Cordelia reluctantly heads off to a neighbouring institution which recognises her qualities, while Lear
sets off for a tour of his kingdom's new subsidiary units and finds himself neither welcomed nor treated in the manner to which he believes he is entitled. His new executives have their own priorities, and feeding a load of superfluous layabouts isn't amongst them:

your disorder'd rabble
Make servants of their betters.

despite Lear's claim that his management team are pushing the envelope of entrepreneurial skill:

My train are men of choice and rarest parts,
That all particulars of duty know,
And in the most exact regard support
The worships of their name.

And as for those trying to do their best, but for a few who flee to France, their only solution is to speak in riddles and lay low:

No port is free; no place,
That guard, and most unusual vigilance,
Does not attend my taking. Whiles I may 'scape,
I will preserve myself: and am bethought
To take the basest and most poorest shape
That ever penury, in contempt of man,
Brought near to beast: my face I'll grime with filth;
Blanket my loins: elf all my hair in knots;
And with presented nakedness out-face
The winds and persecutions of the sky.

Or else stand witness to folly, and bear the cost, as the Fool suggests:

That sir which serves and seeks for gain,
And follows but for form,
Will pack when it begins to rain,
And leave thee in the storm,
But I will tarry; the fool will stay,

It does not, need I say, end well for Lear or anybody else.

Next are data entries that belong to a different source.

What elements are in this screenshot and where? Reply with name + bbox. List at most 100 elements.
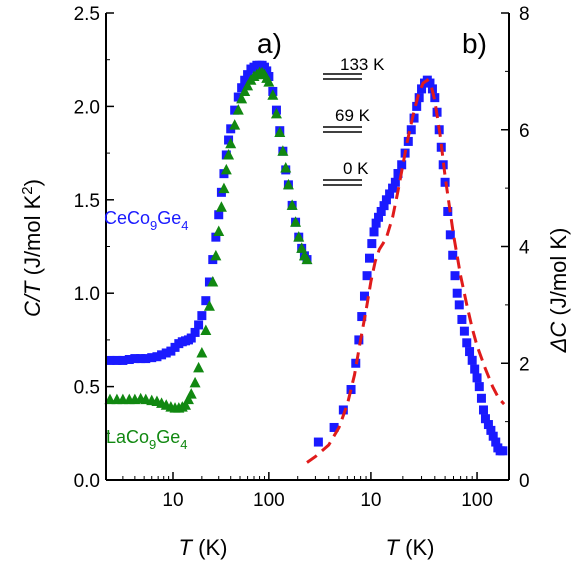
panel-a-y-tick-label: 0.5: [74, 378, 100, 399]
panel-b-square-point: [379, 201, 389, 211]
panel-a-y-tick-label: 2.5: [74, 4, 100, 25]
energy-level-133k-label: 133 K: [340, 55, 385, 74]
panel-a-square-point: [157, 350, 167, 360]
panel-a-triangle-point: [274, 126, 286, 138]
la-label-sub2: 4: [180, 437, 187, 452]
panel-b-square-point: [467, 355, 477, 365]
panel-a-square-point: [147, 353, 157, 363]
panel-a-x-tick-label: 10: [162, 490, 183, 511]
panel-a-square-point: [161, 348, 171, 358]
panel-a-series-1: [104, 66, 313, 413]
panel-a-x-tick-label: 100: [253, 490, 285, 511]
panel-b-square-point: [450, 271, 460, 281]
panel-b-series-1: [306, 77, 506, 464]
ce-series-label: CeCo9Ge4: [104, 208, 189, 233]
panel-b-square-point: [417, 84, 427, 94]
panel-a-triangle-point: [210, 249, 222, 261]
panel-a-square-point: [118, 355, 128, 365]
panel-a-triangle-point: [229, 119, 241, 130]
panel-a-triangle-point: [104, 393, 116, 405]
panel-b-square-point: [454, 300, 464, 310]
panel-b-square-point: [452, 288, 462, 298]
panel-b-square-point: [483, 420, 493, 430]
panel-b-square-point: [457, 314, 467, 324]
panel-a-ylabel: C/T (J/mol K2): [19, 179, 45, 317]
energy-level-69k: 69 K: [323, 106, 371, 133]
panel-b-square-point: [465, 347, 475, 357]
panel-b-square-point: [486, 425, 496, 435]
energy-level-69k-label: 69 K: [335, 106, 371, 125]
panel-a-square-point: [211, 232, 221, 242]
panel-b-square-point: [397, 160, 407, 170]
panel-b-square-point: [470, 364, 480, 374]
panel-b-y-tick-label: 0: [519, 471, 530, 492]
panel-b-square-point: [367, 239, 377, 249]
la-label-mid: Ge: [156, 427, 180, 447]
panel-b-square-point: [354, 335, 364, 345]
panel-a-square-point: [237, 83, 247, 93]
panel-a-triangle-point: [185, 388, 197, 399]
energy-level-0k: 0 K: [323, 159, 369, 186]
panel-a-square-point: [214, 210, 224, 220]
panel-a-y-tick-label: 1.0: [74, 284, 100, 305]
panel-a-triangle-point: [286, 199, 298, 210]
panel-b-x-tick-label: 10: [360, 490, 381, 511]
la-label-main: LaCo: [106, 427, 149, 447]
energy-level-0k-label: 0 K: [343, 159, 369, 178]
panel-a-y-tick-label: 2.0: [74, 97, 100, 118]
panel-a-triangle-point: [218, 182, 230, 194]
panel-a-square-point: [105, 355, 115, 365]
ce-label-sub1: 9: [150, 218, 157, 233]
panel-a-triangle-point: [196, 346, 208, 358]
panel-b-square-point: [406, 125, 416, 135]
panel-a-triangle-point: [215, 201, 227, 212]
panel-b-data: [306, 75, 508, 464]
panel-b-square-point: [388, 183, 398, 193]
panel-a-triangle-point: [223, 148, 235, 160]
panel-a-triangle-point: [179, 399, 191, 410]
panel-a-triangle-point: [200, 324, 212, 336]
panel-a-square-point: [136, 354, 146, 364]
panel-a-triangle-point: [236, 92, 248, 104]
panel-b-x-tick-label: 100: [461, 490, 493, 511]
panel-b-square-point: [476, 393, 486, 403]
panel-a-triangle-point: [267, 89, 279, 100]
panel-a-triangle-point: [293, 231, 305, 242]
panel-a-y-tick-label: 1.5: [74, 191, 100, 212]
panel-b-square-point: [357, 312, 367, 322]
panel-b-square-point: [393, 169, 403, 179]
energy-level-133k: 133 K: [323, 55, 385, 80]
panel-a-square-point: [190, 327, 200, 337]
panel-b-square-point: [480, 414, 490, 424]
panel-b-y-tick-label: 4: [519, 238, 530, 259]
panel-b-ylabel: ΔC (J/mol K): [546, 228, 571, 354]
panel-a-square-point: [233, 92, 243, 102]
panel-b-square-point: [385, 189, 395, 199]
panel-a-square-point: [112, 355, 122, 365]
panel-b-square-point: [491, 437, 501, 447]
panel-a-square-point: [152, 352, 162, 362]
panel-a-square-point: [243, 70, 253, 80]
panel-a-triangle-point: [242, 79, 254, 91]
panel-a-square-point: [194, 320, 204, 330]
panel-b-square-point: [459, 326, 469, 336]
panel-b-square-point: [390, 177, 400, 187]
ce-label-main: CeCo: [104, 208, 150, 228]
panel-a-triangle-point: [301, 253, 313, 265]
panel-b-xlabel: T (K): [386, 535, 435, 560]
panel-b-square-point: [369, 227, 379, 237]
panel-a-triangle-point: [232, 104, 244, 115]
panel-b-square-point: [472, 373, 482, 383]
panel-b-square-point: [409, 113, 419, 123]
panel-b-label: b): [462, 28, 487, 59]
panel-a-triangle-point: [280, 162, 292, 173]
panel-a-xlabel: T (K): [179, 535, 228, 560]
panel-b-square-point: [329, 422, 339, 432]
panel-b-y-tick-label: 6: [519, 121, 530, 142]
panel-a-square-point: [186, 333, 196, 343]
panel-a-triangle-point: [193, 361, 205, 373]
panel-b-square-point: [359, 291, 369, 301]
panel-a-triangle-point: [203, 300, 215, 311]
panel-a-triangle-point: [239, 85, 251, 96]
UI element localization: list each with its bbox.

He eventually realises the error of his ways, having relied on the flattery of his closest confidantes

They flattered
me like a dog; and told me I had white hairs in my
beard ere the black ones were there. To say 'ay'
and 'no' to every thing that I said!--'Ay' and 'no'
too was no good divinity. When the rain came to
wet me once, and the wind to make me chatter; when
the thunder would not peace at my bidding; there I
found 'em, there I smelt 'em out. Go to, they are
not men o' their words: they told me I was every
thing; 'tis a lie, I am not ague-proof.

but culpable or innocent, most of the senior protagonists are soon departed, leaving behind a shattered wasteland and a shell-shocked population with - no doubt - a somewhat jaundiced view of top-down strategy, given that there's not much chance of this occurring:

When we our betters see bearing our woes,
We scarcely think our miseries our foes.

There's a vague hint of happier times ahead under new management, but it seems distinctly unlikely. Lear, though he saw the error of his ways, is not much missed:

 O, let him pass! he hates him much
That would upon the rack of this tough world
Stretch him out longer.

The wonder is, he hath endured so long:
He but usurp'd his life.

and we bid farewell to this wretched place sadder, wiser, yet not empowered. 

The weight of this sad time we must obey;
Speak what we feel, not what we ought to say.
The oldest hath borne most: we that are young
Shall never see so much, nor live so long.

And if you're wondering why I've treated you to this whistle-stop tour of high-handed ignorance and selfishness, why yes, it is an allegory. Have a good weekend. Tom's a-cold.